From our fourth Palm Sunday photopost of last year, the major ministers during the Palm Sunday Mass at Nuestra Señora del Pilar, the FSSP church in Guadalajara, Mexico.
The 1955 Holy Week was the first expression of a profound animus on the part of modern liturgical reformers against penitential practices, as seen in the transformation of the Palm Sunday procession into a celebratory rite, and the elimination of its penitential character. In a similar vein, the liturgical color of the Candlemas blessing and procession was later changed from penitential violet to celebratory white. This animus was then given a far wider application in the post-Conciliar reform, with the removal of most penitential customs and observances such as the Rogation days, and the confining of those that remain to Lent.

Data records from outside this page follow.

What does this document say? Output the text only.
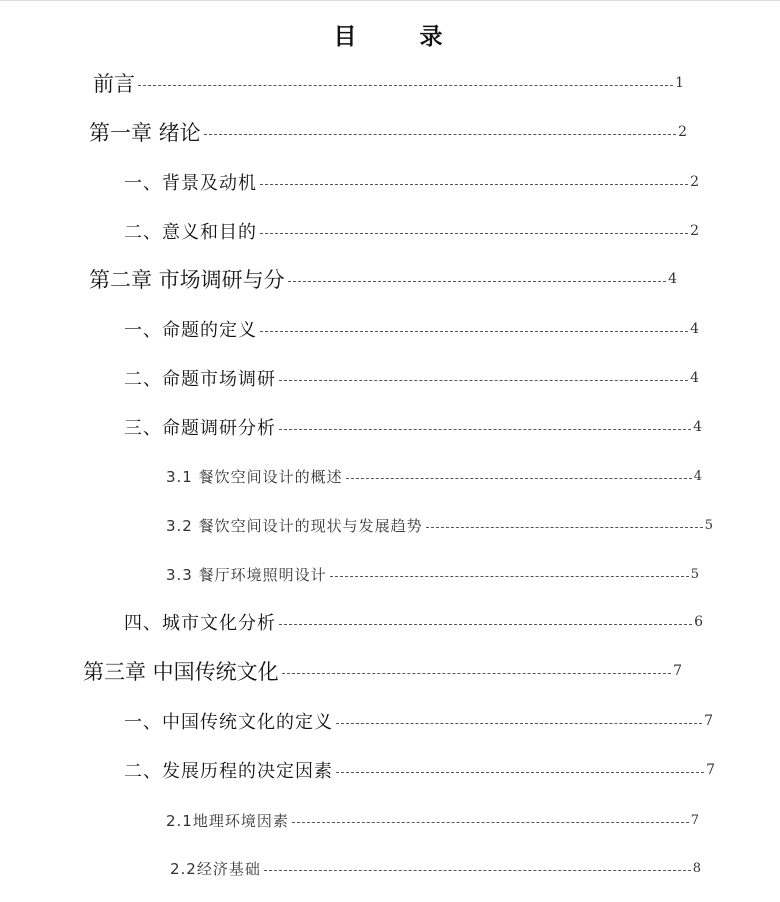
目　录
前言	1
第一章 绪论	2
一、背景及动机	2
二、意义和目的	2
第二章 市场调研与分	4
一、命题的定义	4
二、命题市场调研	4
三、命题调研分析	4
3.1 餐饮空间设计的概述	4
3.2 餐饮空间设计的现状与发展趋势	5
3.3 餐厅环境照明设计	5
四、城市文化分析	6
第三章 中国传统文化	7
一、中国传统文化的定义	7
二、发展历程的决定因素	7
2.1地理环境因素	7
2.2经济基础	8
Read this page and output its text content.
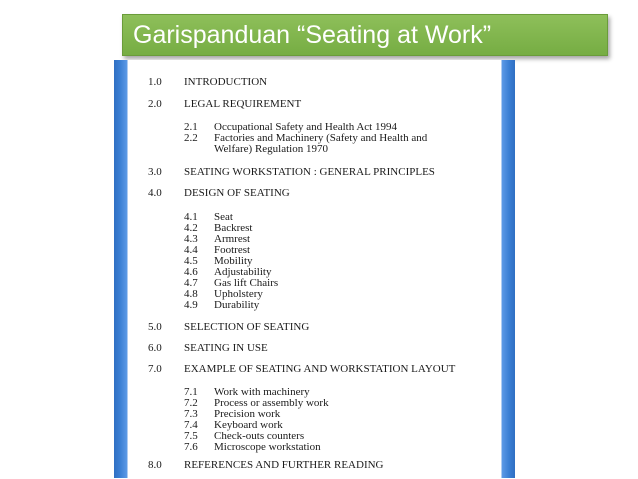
Garispanduan “Seating at Work”
1.0 INTRODUCTION
2.0 LEGAL REQUIREMENT
2.1 Occupational Safety and Health Act 1994
2.2 Factories and Machinery (Safety and Health and
Welfare) Regulation 1970
3.0 SEATING WORKSTATION : GENERAL PRINCIPLES
4.0 DESIGN OF SEATING
4.1 Seat
4.2 Backrest
4.3 Armrest
4.4 Footrest
4.5 Mobility
4.6 Adjustability
4.7 Gas lift Chairs
4.8 Upholstery
4.9 Durability
5.0 SELECTION OF SEATING
6.0 SEATING IN USE
7.0 EXAMPLE OF SEATING AND WORKSTATION LAYOUT
7.1 Work with machinery
7.2 Process or assembly work
7.3 Precision work
7.4 Keyboard work
7.5 Check-outs counters
7.6 Microscope workstation
8.0 REFERENCES AND FURTHER READING
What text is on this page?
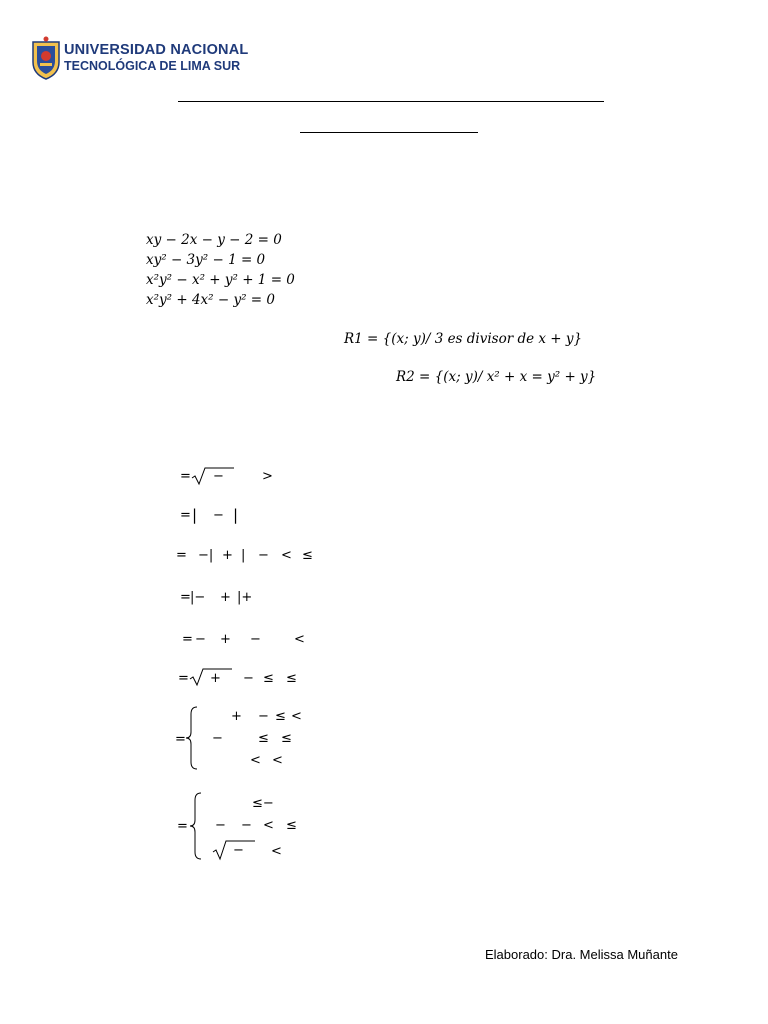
UNIVERSIDAD NACIONAL
TECNOLÓGICA DE LIMA SUR
xy − 2x − y − 2 = 0
xy² − 3y² − 1 = 0
x²y² − x² + y² + 1 = 0
x²y² + 4x² − y² = 0
R1 = {(x; y)/ 3 es divisor de x + y}
R2 = {(x; y)/ x² + x = y² + y}
= −	>
= | − |
= −| + | − < ≤
= |− + |+
= − + −	<
= + − ≤ ≤
=
+ − ≤ <
−	≤ ≤
< <
=
≤−
− − < ≤
− <
Elaborado: Dra. Melissa Muñante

Likewise, in 1955, when it was still the norm for the deacon and subdeacon to use folded chasubles in penitential seasons, they were replaced in all the ceremonies of Holy Week, the commemoration of the Lord’s suffering and death, with the dalmatic and tunicle, garments which traditionally symbolize rejoicing. [16] The grossly inappropriate character of this change was somewhat mitigated in 1960, when, for no intelligent reason, folded chasubles were abolished from the Roman Rite altogether. [17]

Notes (continuing the numeration from the previous articles):
[13] The others are the Gospels of Christmas Day, Epiphany, and that of the Man Born Blind on the Wednesday of the fourth week of Lent.

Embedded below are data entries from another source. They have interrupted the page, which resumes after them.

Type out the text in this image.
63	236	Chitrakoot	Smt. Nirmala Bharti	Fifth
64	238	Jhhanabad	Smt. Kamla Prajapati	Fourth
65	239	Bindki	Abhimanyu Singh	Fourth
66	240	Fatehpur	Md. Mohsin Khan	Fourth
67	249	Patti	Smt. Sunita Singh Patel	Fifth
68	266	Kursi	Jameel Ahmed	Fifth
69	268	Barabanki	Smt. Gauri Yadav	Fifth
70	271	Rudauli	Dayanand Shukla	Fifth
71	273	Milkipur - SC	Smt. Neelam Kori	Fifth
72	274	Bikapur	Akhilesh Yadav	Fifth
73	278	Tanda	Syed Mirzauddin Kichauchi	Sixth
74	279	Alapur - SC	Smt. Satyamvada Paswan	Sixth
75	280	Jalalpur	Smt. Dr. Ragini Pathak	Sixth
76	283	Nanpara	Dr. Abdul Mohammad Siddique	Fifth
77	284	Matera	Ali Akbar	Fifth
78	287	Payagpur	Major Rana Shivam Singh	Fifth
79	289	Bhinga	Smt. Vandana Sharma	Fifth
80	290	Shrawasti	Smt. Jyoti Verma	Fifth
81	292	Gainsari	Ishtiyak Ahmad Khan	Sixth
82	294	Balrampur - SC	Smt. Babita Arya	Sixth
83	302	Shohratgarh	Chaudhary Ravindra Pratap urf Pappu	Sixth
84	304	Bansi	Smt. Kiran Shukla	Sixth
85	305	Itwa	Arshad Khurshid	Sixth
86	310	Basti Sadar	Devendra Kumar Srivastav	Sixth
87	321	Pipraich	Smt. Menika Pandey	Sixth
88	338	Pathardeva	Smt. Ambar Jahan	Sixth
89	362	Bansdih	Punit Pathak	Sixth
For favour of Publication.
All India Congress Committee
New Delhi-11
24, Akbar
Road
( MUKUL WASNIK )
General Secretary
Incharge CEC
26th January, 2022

[14] When necessary, one or more of the major ministers may sing a part of the Passion, but this is not the ideal practice, and is not mentioned in the rubrics of the Missal.
[15] Matt. 27, 62-66; Mark 15, 42-46; Luke 23, 50-53; John 19, 38-42
[16] This is expressed by the vesting prayers which are traditionally said when donning them: for the dalmatic, “Cloth me, Lord, with the garment of salvation, and the raiment of joy, and ever place upon me the dalmatic of justice,” and for the tunicle, “May the Lord cloth me in the tunicle of delight, and the garment of rejoicing.”
[17] See the articles on the subject by our founding editor Shawn Tribe, and colleague Henri de Villiers.